A estrutura é descrita por investigadores a partir de Relatórios de Inteligência Financeira do Coaf, que apontam movimentações do grupo ligado ao clã de Ciro no Piauí e no Maranhão. De acordo com informações da Folha, a PF afirma ter identificado um “circuito integrado” de transações entre empresas das famílias Nogueira e Vorcaro, especialmente a CNLF, ligada ao senador, e a BRGD, controlada por Vorcaro e familiares.
Segundo a investigação, foi por esse fluxo que o ex-banqueiro teria pago uma mesada ao senador, que somaria ao menos R$ 6 milhões entre 2024 e 2025. O período coincide com o agravamento da crise do Banco Master e com as tentativas de salvar os negócios de Vorcaro.
A PF aponta uma estratégia de lavagem de dinheiro por meio de “estruturas recorrentes e interligadas, utilizadas, em tese, para a ocultação, dissimulação e reinserção de recursos de origem incompatível com a capacidade econômico-financeira formal dos envolvidos, tendo como possível beneficiário final o senador Ciro Nogueira”.
“Tais estruturas não se apresentam de forma isolada, mas operam de modo articulado, por meio de empresas do núcleo familiar, circulação intragrupo, uso intensivo de numerário [dinheiro] em espécie e interposição de terceiros, inclusive agentes públicos”, conclui a investigação.
A Folha informou ter procurado a assessoria de Ciro Nogueira na tarde desta terça-feira (16), mas não obteve resposta até a publicação da reportagem original. A defesa de Vorcaro também foi procurada por email e WhatsApp, sem retorno até a publicação.
As investigações já haviam apontado indícios da proximidade entre Ciro e Vorcaro, como pagamento de diárias em hotéis de luxo em Nova York e na Europa, viagens conjuntas e repasses em dinheiro vivo.
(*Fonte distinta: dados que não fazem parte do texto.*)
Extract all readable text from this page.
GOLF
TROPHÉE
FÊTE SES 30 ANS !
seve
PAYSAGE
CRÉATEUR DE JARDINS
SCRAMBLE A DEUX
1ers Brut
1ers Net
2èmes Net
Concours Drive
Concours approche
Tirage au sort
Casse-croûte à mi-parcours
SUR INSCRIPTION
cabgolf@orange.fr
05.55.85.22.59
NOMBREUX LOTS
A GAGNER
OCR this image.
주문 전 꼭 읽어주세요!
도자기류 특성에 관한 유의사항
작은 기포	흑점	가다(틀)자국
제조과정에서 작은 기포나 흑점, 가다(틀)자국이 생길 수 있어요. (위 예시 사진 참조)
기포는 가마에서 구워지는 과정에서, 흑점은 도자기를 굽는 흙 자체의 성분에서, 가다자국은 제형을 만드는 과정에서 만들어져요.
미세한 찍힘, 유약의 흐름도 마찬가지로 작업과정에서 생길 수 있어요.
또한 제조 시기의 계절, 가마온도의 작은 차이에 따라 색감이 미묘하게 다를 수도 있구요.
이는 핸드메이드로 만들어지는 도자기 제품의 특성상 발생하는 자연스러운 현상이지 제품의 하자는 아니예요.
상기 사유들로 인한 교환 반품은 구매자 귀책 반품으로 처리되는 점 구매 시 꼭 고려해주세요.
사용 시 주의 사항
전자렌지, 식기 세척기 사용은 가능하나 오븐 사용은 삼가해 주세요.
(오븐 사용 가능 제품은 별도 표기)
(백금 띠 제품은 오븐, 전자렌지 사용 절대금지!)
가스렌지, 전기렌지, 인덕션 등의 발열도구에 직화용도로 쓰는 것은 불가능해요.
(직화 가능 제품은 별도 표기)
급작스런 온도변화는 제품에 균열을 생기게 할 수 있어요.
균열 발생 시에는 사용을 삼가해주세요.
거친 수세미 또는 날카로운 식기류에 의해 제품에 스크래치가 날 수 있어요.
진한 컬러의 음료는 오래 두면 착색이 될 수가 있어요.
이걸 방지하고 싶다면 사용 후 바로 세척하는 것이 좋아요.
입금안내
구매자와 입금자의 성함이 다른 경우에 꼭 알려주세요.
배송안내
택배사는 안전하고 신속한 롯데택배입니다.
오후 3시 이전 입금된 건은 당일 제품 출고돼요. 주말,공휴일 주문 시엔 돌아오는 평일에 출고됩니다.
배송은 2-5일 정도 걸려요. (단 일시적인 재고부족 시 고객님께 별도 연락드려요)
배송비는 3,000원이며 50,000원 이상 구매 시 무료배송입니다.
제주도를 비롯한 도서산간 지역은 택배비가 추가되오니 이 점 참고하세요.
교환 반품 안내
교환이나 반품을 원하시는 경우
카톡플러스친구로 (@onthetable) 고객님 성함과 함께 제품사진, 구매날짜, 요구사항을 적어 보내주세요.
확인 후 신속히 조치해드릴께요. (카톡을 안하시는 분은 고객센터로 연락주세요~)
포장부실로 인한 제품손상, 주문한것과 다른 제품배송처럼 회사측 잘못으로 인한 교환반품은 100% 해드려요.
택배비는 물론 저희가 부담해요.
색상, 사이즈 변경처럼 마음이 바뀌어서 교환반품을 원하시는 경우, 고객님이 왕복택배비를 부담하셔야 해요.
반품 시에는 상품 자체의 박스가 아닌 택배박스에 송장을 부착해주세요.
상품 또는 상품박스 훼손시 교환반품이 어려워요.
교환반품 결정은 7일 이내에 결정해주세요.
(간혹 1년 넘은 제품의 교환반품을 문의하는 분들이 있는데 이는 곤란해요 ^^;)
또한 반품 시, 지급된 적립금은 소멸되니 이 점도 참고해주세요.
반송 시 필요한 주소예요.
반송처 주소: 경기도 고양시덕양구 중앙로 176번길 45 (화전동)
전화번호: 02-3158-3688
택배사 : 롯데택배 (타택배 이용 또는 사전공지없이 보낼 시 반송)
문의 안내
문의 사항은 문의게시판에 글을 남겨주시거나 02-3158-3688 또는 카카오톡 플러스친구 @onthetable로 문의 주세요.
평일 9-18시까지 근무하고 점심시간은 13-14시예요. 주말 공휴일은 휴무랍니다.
O banqueiro também se referia ao senador como “grande amigo de vida”.

De acordo com a PF, os recursos eram repassados ao clã Nogueira por meio da BRGD, administrada por Felipe Vorcaro, primo de Daniel, com uso de uma fintech chamada PJBank. Entre 2020 e 2025, a instituição teria enviado R$ 3 milhões ao grupo do senador, mesmo sem autorização do Banco Central para esse tipo de transação.
Depois, segundo os investigadores, entravam em ação duas empresas da família Nogueira: a CNLF e a CN Motos, voltada à venda de motocicletas. As companhias teriam recebido os valores, misturado os recursos a receitas lícitas e redistribuído dinheiro dentro do grupo familiar e empresarial.
No caso da CN Motos, a PF afirma que um funcionário chamado Bernardo realizou R$ 3,5 milhões em depósitos em espécie para a empresa, “em períodos coincidentes com transferências subsequentes da empresa à pessoa física do senador”.
Relatórios do Coaf também apontam que a empresa recebeu ao menos R$ 1,2 milhão de servidores públicos do Piauí, do Maranhão e de estruturas da União. “Esse padrão indica possível utilização de terceiros como instrumento de ocultação do real beneficiário das despesas e dos fluxos financeiros, reduzindo a exposição direta do agente político principal”, dizem os investigadores.
A PF cita ainda pessoas com baixa renda ou beneficiárias de programas sociais que teriam movimentado valores considerados incompatíveis com sua capacidade financeira. Um beneficiário teria recebido R$ 2.000 mensais, mas transferido R$ 90 mil à CN Motos em um ano. Outro, que recebeu auxílio emergencial na pandemia, teria pago R$ 143 mil à empresa no mesmo período.